The multi-chip approach does incur a performance penalty since inter-chip communication can’t match intra-chip communication. A twin-chiplet chip, for example, doesn’t perform twice as well as the equivalent single die. Nevertheless, as the high-performance compute examples above illustrate, chiplet technology is capable of pushing the limit of computational power. Similarly, shortening communication lines by bringing more system components closer together reduces latencies and cuts down on overall power consumption.
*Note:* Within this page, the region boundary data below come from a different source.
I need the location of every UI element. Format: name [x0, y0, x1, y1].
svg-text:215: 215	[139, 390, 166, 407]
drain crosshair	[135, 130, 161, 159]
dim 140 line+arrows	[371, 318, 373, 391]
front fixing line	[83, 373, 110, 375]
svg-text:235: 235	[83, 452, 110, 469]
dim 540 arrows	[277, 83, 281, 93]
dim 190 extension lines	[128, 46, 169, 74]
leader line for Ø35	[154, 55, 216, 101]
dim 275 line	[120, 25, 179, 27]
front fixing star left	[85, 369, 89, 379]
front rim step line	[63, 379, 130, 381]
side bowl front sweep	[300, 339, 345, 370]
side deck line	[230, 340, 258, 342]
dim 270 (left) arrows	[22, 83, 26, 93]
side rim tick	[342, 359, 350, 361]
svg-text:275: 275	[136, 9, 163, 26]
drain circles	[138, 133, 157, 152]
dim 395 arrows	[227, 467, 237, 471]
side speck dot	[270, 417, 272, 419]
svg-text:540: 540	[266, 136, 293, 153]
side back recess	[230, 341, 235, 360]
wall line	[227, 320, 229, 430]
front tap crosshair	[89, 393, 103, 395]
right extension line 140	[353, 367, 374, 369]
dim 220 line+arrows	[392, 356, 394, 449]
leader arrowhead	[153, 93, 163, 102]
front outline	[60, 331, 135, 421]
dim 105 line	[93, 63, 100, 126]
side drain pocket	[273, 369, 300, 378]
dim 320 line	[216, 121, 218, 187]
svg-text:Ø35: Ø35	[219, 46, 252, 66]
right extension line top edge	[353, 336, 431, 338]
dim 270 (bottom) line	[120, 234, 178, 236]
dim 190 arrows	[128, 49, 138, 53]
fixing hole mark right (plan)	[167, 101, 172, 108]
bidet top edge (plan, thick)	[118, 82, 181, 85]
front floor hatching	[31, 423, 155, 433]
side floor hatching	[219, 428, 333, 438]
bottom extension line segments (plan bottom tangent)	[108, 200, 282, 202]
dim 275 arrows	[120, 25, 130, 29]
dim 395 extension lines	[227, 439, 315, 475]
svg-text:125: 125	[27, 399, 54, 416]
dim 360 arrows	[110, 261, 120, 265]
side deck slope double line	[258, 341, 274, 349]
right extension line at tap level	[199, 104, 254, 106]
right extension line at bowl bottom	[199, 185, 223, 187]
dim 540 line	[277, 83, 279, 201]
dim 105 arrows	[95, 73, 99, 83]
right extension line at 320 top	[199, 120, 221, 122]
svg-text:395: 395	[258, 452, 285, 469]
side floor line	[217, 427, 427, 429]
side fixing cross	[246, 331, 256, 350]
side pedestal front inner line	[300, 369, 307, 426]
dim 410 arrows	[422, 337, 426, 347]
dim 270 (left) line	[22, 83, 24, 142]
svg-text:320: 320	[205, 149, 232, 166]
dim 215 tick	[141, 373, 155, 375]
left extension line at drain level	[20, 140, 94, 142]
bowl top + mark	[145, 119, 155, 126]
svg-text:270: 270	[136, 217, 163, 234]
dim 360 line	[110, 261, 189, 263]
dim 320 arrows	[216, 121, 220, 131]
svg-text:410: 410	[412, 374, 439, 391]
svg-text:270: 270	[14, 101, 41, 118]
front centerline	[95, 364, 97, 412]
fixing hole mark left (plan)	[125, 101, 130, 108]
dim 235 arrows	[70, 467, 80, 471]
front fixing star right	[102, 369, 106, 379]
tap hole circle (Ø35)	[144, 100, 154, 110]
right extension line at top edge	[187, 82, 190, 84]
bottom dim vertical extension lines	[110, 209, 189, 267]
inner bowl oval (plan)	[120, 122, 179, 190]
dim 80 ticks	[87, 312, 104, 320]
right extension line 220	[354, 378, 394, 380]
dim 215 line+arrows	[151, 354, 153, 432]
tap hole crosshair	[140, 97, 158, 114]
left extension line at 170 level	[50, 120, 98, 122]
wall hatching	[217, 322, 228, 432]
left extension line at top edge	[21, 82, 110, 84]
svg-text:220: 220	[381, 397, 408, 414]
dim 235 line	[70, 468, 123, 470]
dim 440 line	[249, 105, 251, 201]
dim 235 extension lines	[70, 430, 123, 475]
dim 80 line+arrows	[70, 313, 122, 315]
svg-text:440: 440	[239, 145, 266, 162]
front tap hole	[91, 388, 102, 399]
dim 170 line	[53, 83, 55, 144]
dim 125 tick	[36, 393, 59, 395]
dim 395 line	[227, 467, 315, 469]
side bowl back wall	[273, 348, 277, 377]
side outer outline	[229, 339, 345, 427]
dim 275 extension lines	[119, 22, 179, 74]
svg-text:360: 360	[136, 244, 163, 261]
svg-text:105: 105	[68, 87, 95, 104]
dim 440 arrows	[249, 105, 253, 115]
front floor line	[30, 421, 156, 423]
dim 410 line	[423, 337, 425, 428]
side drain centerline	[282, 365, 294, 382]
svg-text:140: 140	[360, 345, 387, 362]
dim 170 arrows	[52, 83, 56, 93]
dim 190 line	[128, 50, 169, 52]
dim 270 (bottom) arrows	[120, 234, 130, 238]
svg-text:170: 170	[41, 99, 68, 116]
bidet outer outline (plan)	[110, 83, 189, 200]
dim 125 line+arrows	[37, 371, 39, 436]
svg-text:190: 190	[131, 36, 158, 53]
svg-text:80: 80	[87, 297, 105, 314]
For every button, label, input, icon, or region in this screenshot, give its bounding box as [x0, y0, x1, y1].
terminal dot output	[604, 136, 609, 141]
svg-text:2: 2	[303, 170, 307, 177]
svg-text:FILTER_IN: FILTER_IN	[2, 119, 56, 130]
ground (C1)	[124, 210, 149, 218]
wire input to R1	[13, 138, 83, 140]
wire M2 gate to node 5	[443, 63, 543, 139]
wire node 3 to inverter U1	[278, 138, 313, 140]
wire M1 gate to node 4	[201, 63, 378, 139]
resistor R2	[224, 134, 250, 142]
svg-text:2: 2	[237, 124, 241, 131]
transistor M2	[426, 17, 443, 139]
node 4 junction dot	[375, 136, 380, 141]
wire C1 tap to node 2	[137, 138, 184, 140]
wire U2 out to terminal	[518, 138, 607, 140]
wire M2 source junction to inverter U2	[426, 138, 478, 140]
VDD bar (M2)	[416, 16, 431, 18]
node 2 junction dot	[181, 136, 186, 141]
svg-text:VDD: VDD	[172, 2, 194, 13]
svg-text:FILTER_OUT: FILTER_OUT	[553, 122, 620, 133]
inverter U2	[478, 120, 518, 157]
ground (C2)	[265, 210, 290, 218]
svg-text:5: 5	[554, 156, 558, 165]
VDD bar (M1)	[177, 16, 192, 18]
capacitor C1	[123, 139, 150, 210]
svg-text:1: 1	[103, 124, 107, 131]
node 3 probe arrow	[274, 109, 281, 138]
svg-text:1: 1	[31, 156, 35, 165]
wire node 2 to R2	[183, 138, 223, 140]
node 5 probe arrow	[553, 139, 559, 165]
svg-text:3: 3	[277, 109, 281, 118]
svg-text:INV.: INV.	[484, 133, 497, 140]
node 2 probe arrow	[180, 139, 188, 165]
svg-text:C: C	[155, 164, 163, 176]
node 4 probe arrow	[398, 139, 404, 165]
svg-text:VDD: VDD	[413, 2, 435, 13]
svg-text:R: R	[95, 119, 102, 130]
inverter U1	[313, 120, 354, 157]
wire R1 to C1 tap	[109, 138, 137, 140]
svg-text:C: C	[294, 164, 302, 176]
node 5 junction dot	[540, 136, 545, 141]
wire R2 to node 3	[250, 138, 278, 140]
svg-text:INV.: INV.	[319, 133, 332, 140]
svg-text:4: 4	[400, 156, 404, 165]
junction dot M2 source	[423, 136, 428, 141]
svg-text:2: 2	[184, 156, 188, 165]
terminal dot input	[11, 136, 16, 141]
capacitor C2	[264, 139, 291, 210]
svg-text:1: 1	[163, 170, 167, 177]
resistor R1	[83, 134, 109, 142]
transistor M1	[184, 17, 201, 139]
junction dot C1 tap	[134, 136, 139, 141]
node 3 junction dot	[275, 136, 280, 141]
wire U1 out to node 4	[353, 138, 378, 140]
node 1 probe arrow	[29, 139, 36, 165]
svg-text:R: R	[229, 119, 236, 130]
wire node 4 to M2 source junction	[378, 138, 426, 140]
This takes us to another driving force for chiplet adoption: the ability to mix and match dies. In a laptop processor, for example, the CPU cores and GPU benefit from leading-edge silicon, but on-board memory, Wi-Fi and I/O interfaces much less so – or not at all. It therefore often makes sense to realize these functions in different process nodes. As the cost of bleeding-edge silicon skyrockets, this approach can, depending on the design, significantly reduce overall manufacturing costs.
Mixing-and-matching can also refer to combining dies from multiple chipmakers. Assembling a design from ‘off-the-shelf’ solutions is in many cases more cost-effective than having an army of engineers spend years to tape out a monolithic design. Mixing-and-matching gives every chipmaker access to the highest performance, best-in-class or best bang-for-the-buck silicon. For example, Intel is having – at least for the time being – the compute tiles of its Ponte Vecchio processor manufactured at TSMC.
As the realization has sunk in that monolithic design isn’t always the best way to go anymore, chipmakers have gradually stepped up their chiplet activities over the past few years. Now that most have gotten their hands dirty with one or more product releases, a tipping point appears near. One issue preventing chiplets from attaining their maximum benefits is the fact that companies rely on different technologies to interconnect dies.
This is where UCIE comes in. UCIE is taking the well-established Peripheral Component Interconnect Express (PCIE) and Compute Express Link (which uses PCIE as the physical layer) standards inside the chip package. Just like PCIE helped electronics manufacturers hook up their graphics cards, solid-state drives and other components to PC motherboards, UCIE will provide chipmakers with an open and interoperable standard to combine silicon chiplets into a single package.
Two caveats could stand in the way of UCIE establishing the universal ecosystem for chiplets that the founding entities have in mind, though. While backed by a number of heavy-hitting companies, including AMD, Arm, Google Cloud, Intel, Meta, Microsoft, Qualcomm, Samsung and TSMC, not everybody is on board. Notable absentees include Amazon, Apple, Broadcom, IBM and memory vendors. Nvidia has expressed tentative interest in joining.
More importantly, it remains to be seen whether a single interconnect standard will ever be able to satisfy every need. Many considerations go into selecting the right method to interconnect dies. In some cases, speed is everything; in others, it’s latency or power. Time will tell how far UCIE can take the industry – or is it: how far the industry can take UCIE?